AFGHANISTAN IS VIETNAM....
and Yugoslavia, Colombia, and Somalia,
all rolled into one
By X
As the U.S. war begins in Afghanistan, the budding
antiwar movement claims that "Afghanistan is Vietnam,"
meaning that "America's new war" could
become bogged down in a quagmire
or even end in defeat.
But Afghanistan is not simply like Vietnam.

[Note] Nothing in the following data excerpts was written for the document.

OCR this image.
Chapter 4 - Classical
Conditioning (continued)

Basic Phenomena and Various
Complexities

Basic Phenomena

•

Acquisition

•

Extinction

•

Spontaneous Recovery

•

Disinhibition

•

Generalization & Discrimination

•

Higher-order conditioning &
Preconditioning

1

I have followed Afghan politics with morbid
fascination since the civil wars and Soviet
invasion of the late 1970s. The recent history
of Afghanistan demonstrates that a new
war in that country would not simply be like
the U.S. war in Vietnam. The war would instead be
like Vietnam, Yugoslavia, Colombia, and Somalia
all rolled into one. Afghanistan offers a
package deal of multiple disasters, loaded
with extra bonus features.
Afghanistan is Vietnam. There is some
historical truth to this claim. Like the Afghanis
who defeated British and Russian invaders,
the Vietnamese defeated the Chinese and
French before us. The U.S. took on a
people whose main motivation was not ideology,
but a fierce sense of independence from
foreign rule. Vietnamese guerrillas had
widespread support in the countryside,
partly because U.S. forces distinguished little
between combatants and civilians, and were
backing an unpopular and corrupt
South Vietnamese dictatorship. It will be
similarly difficult to tell who is who
in Afghanistan, and impossible to
find any force representing "freedom."
But Afghanistan is not simply like
Vietnam. After the Communist rebels and
their North Vietnamese sponsors won the
war in 1975, Vietnam became a unified
state with a stable central government
and a single core ethnic identity. Afghanistan,
on the other hand, has never had a strong central
government, and is split into ethnic enclaves.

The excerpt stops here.